40 years ago today, one of the defining bands of the New York punk scene released their debut album.

When the band Television originally formed in 1973, the lineup consisted of Tom Verlaine (vocals, guitar, keyboards), Richard Lloyd (guitar, vocals), Richard Hell (vocals, bass), and Billy Ficca (drums), and the performances by the original foursome quickly made them NYC music legends, but it took them some time to successfully make the jump from the concert stage to the recording studio.
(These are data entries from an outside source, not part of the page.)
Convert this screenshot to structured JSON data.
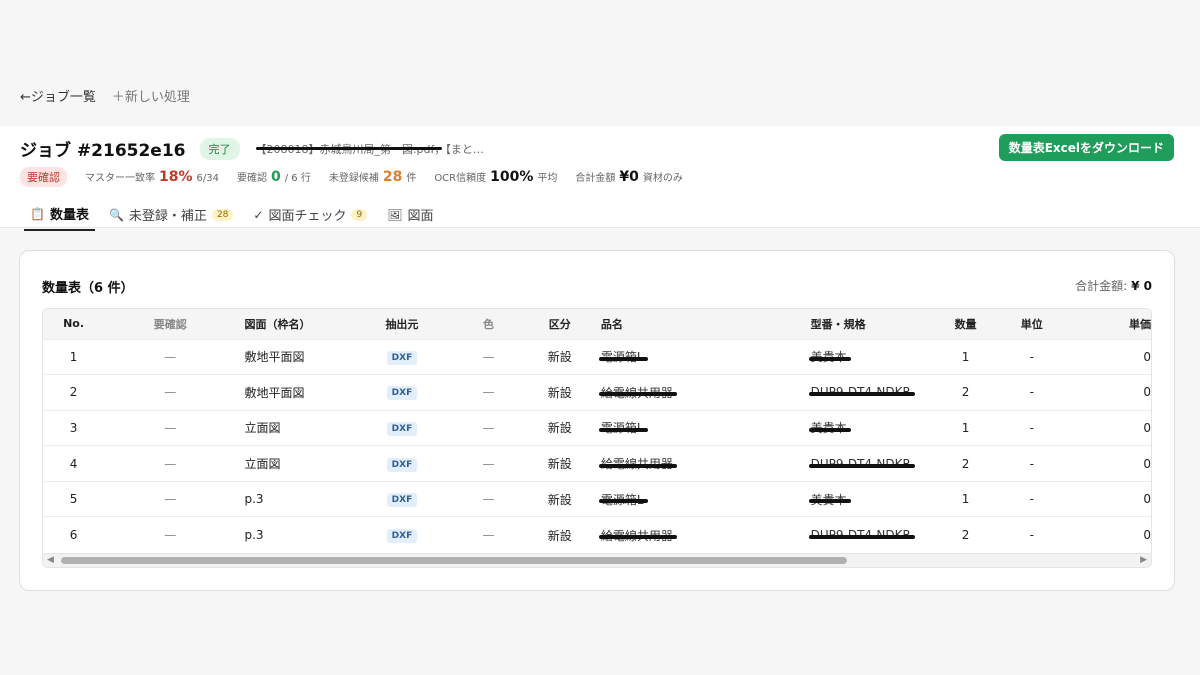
{
  "nav": {
    "back_label": "←ジョブ一覧",
    "new_label": "＋新しい処理"
  },
  "job": {
    "title": "ジョブ #21652e16",
    "status": "完了",
    "file_name": "【208018】赤城鳥川局_第一図.pdf，【まと…",
    "download_label": "数量表Excelをダウンロード"
  },
  "stats": {
    "needs_badge": "要確認",
    "master_label": "マスター一致率",
    "master_value": "18%",
    "master_sub": "6/34",
    "confirm_label": "要確認",
    "confirm_value": "0",
    "confirm_sub": "/ 6 行",
    "unreg_label": "未登録候補",
    "unreg_value": "28",
    "unreg_sub": "件",
    "ocr_label": "OCR信頼度",
    "ocr_value": "100%",
    "ocr_sub": "平均",
    "total_label": "合計金額",
    "total_value": "¥0",
    "total_sub": "資材のみ"
  },
  "tabs": [
    {
      "icon": "📋",
      "label": "数量表",
      "count": ""
    },
    {
      "icon": "🔍",
      "label": "未登録・補正",
      "count": "28"
    },
    {
      "icon": "✓",
      "label": "図面チェック",
      "count": "9"
    },
    {
      "icon": "🖼",
      "label": "図面",
      "count": ""
    }
  ],
  "card": {
    "title": "数量表（6 件）",
    "total_label": "合計金額:",
    "total_value": "¥ 0"
  },
  "table": {
    "headers": [
      "No.",
      "要確認",
      "図面（枠名）",
      "抽出元",
      "色",
      "区分",
      "品名",
      "型番・規格",
      "数量",
      "単位",
      "単価"
    ],
    "rows": [
      {
        "no": "1",
        "check": "—",
        "figure": "敷地平面図",
        "source": "DXF",
        "color": "—",
        "kubun": "新設",
        "name": "電源箱L",
        "model": "美貴本",
        "qty": "1",
        "unit": "-",
        "price": "0"
      },
      {
        "no": "2",
        "check": "—",
        "figure": "敷地平面図",
        "source": "DXF",
        "color": "—",
        "kubun": "新設",
        "name": "給電線共用器",
        "model": "DUP9-DT4-NDKR",
        "qty": "2",
        "unit": "-",
        "price": "0"
      },
      {
        "no": "3",
        "check": "—",
        "figure": "立面図",
        "source": "DXF",
        "color": "—",
        "kubun": "新設",
        "name": "電源箱L",
        "model": "美貴本",
        "qty": "1",
        "unit": "-",
        "price": "0"
      },
      {
        "no": "4",
        "check": "—",
        "figure": "立面図",
        "source": "DXF",
        "color": "—",
        "kubun": "新設",
        "name": "給電線共用器",
        "model": "DUP9-DT4-NDKR",
        "qty": "2",
        "unit": "-",
        "price": "0"
      },
      {
        "no": "5",
        "check": "—",
        "figure": "p.3",
        "source": "DXF",
        "color": "—",
        "kubun": "新設",
        "name": "電源箱L",
        "model": "美貴本",
        "qty": "1",
        "unit": "-",
        "price": "0"
      },
      {
        "no": "6",
        "check": "—",
        "figure": "p.3",
        "source": "DXF",
        "color": "—",
        "kubun": "新設",
        "name": "給電線共用器",
        "model": "DUP9-DT4-NDKR",
        "qty": "2",
        "unit": "-",
        "price": "0"
      }
    ]
  }
}
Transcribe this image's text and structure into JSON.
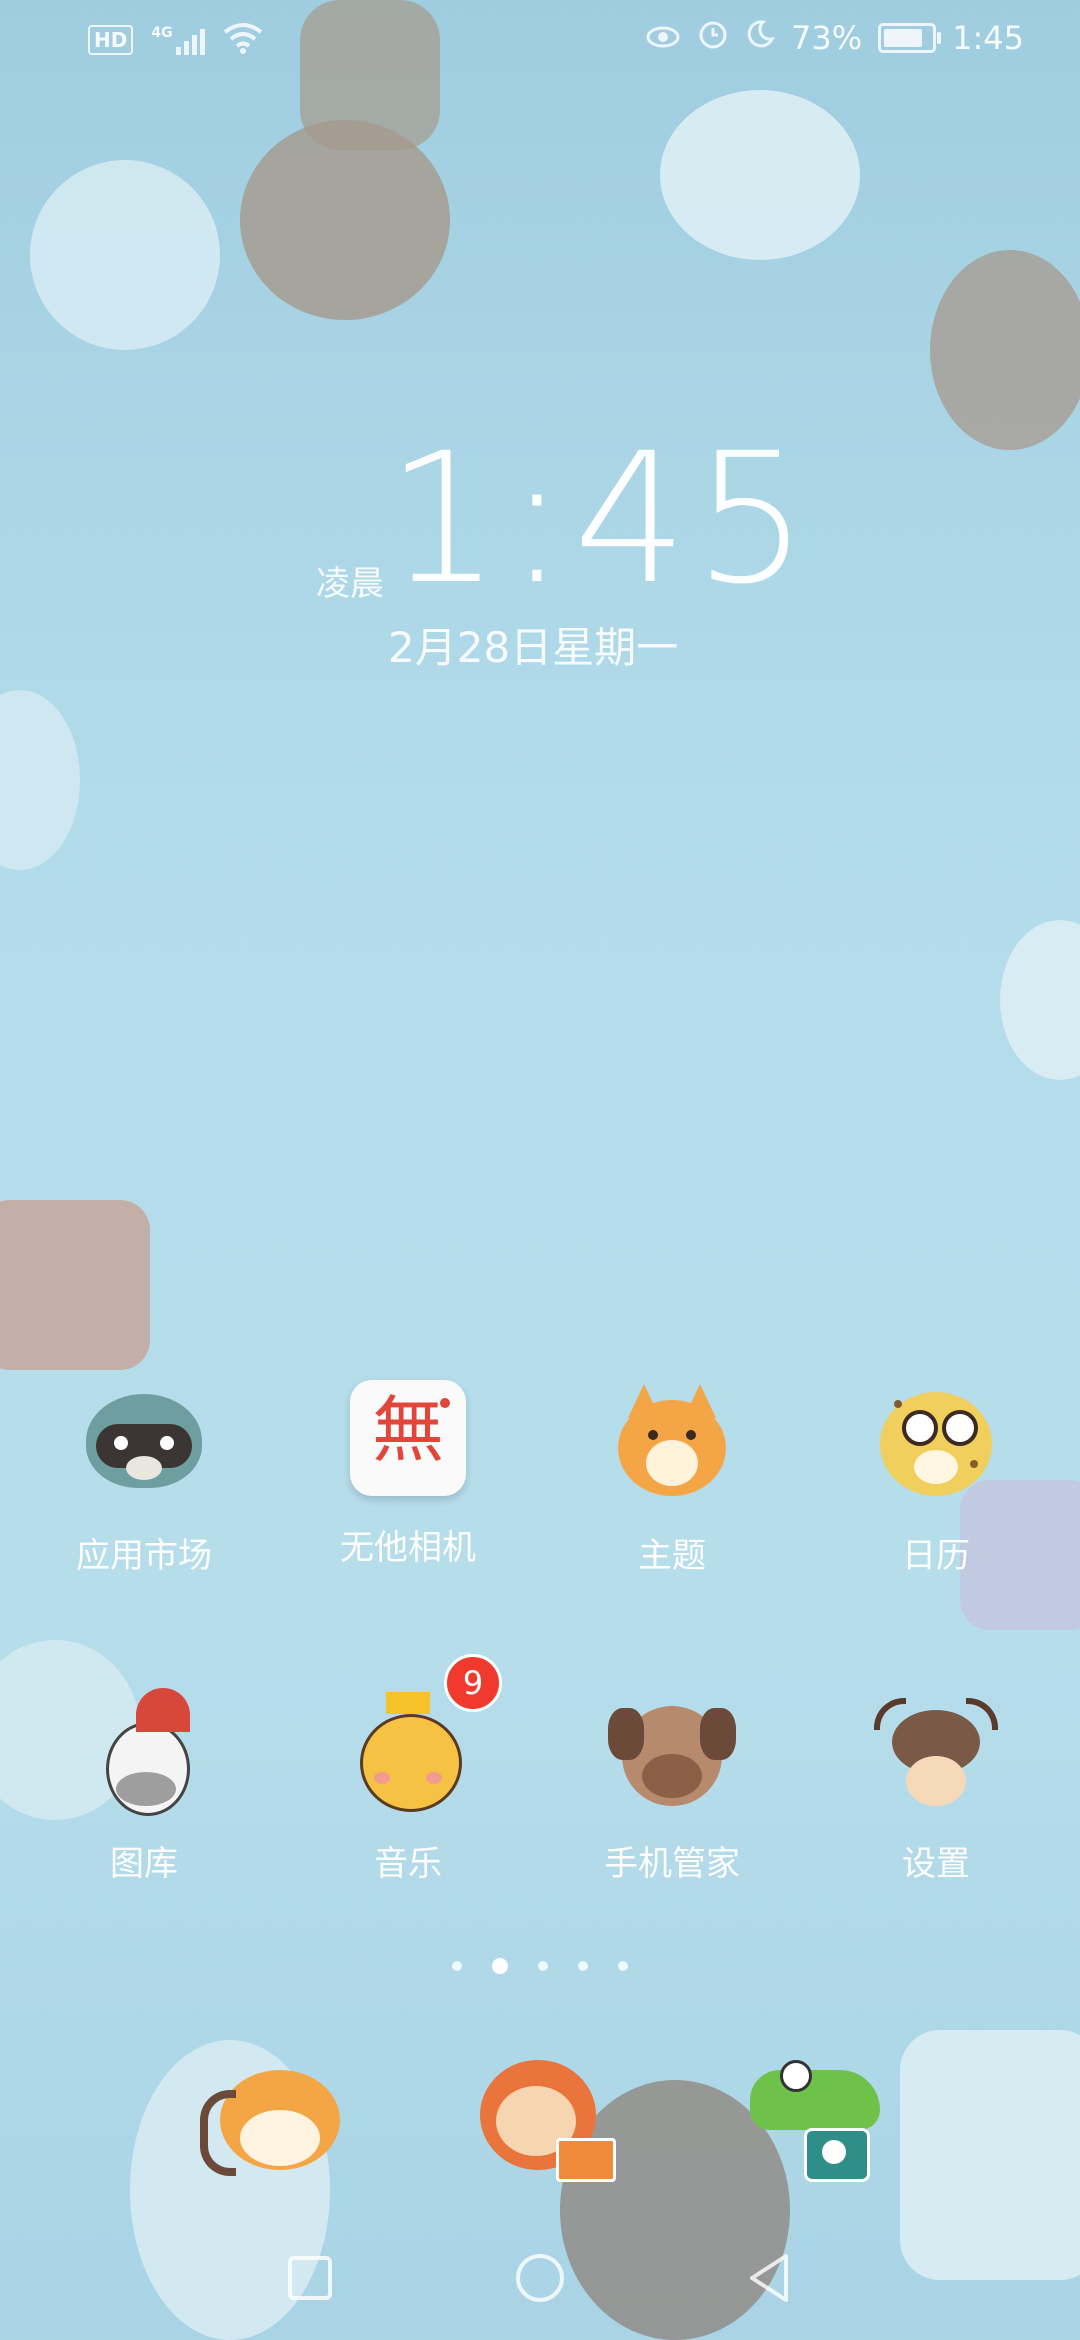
{
  "status_bar": {
    "hd": "HD",
    "network": "4G",
    "battery_percent": "73%",
    "time": "1:45",
    "battery_level": 0.73,
    "icons": [
      "signal-icon",
      "wifi-icon",
      "eye-comfort-icon",
      "alarm-icon",
      "do-not-disturb-icon",
      "battery-icon"
    ]
  },
  "clock": {
    "time": "1:45",
    "period": "凌晨",
    "date": "2月28日星期一"
  },
  "apps": [
    {
      "label": "应用市场",
      "icon": "raccoon-icon"
    },
    {
      "label": "无他相机",
      "icon": "wuta-camera-icon",
      "glyph": "無"
    },
    {
      "label": "主题",
      "icon": "fox-icon"
    },
    {
      "label": "日历",
      "icon": "leopard-icon"
    },
    {
      "label": "图库",
      "icon": "zebra-icon"
    },
    {
      "label": "音乐",
      "icon": "bee-icon",
      "badge": "9"
    },
    {
      "label": "手机管家",
      "icon": "dog-icon"
    },
    {
      "label": "设置",
      "icon": "yak-icon"
    }
  ],
  "pages": {
    "count": 5,
    "active": 1
  },
  "dock": [
    "phone-fox-icon",
    "messages-sloth-icon",
    "camera-crocodile-icon"
  ],
  "colors": {
    "background": "#b3dcea",
    "badge": "#f03a2e",
    "text": "#ffffff"
  }
}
An attempt to record demos for Island Records in 1974 with Brian Eno producing the band didn’t pan out –Verlaine has described Eno’s recordings of the band as “very cold and brittle,” with “no resonance” – and when Hell bid the band adieu in 1975, it was a little touch-and-go as to whether Television would ever deliver a debut album.

Thankfully, Hell’s replacement in the band, Fred Smith, proved to be the creative jolt that Television needed: they managed to secure a recording deal with Elektra Records, with Verlaine arranging to produce the band’s album, just as long as he agreed to be assisted by a recording engineer. The engineer in question, Andy Johns, was someone who both Verlaine and Lloyd respected, thanks to his work on the Rolling Stones’ GOATS HEAD SOUP.

The MARQUEE MOON sessions took place at A&R Recording in New York City in September 1976, with Lloyd later describing the band as “both really roughshod musicians on one hand and desperadoes on the other, with the will to become good.” That pretty well sums up the sound of the resulting album, but if you had to pick a defining track, it’s got to be the title track, which – at a running time of over 10 minutes – effectively dismissed the “short, snappy, and sweet” ethos which seemed to drive so many other punk bands and effectively defined Television as a band that was punk even by punk standards.

But is it actually punk? Perhaps it’s post-punk. Or maybe it’s art-punk. The fact of the matter is that we’re wasting time trying to define MARQUEE MOON when we’d be far better served by simply listening to it, but one thing’s worth noting: it was ahead of its time 40 years ago, and even now it’s arguable that music still hasn’t quite caught up to Television.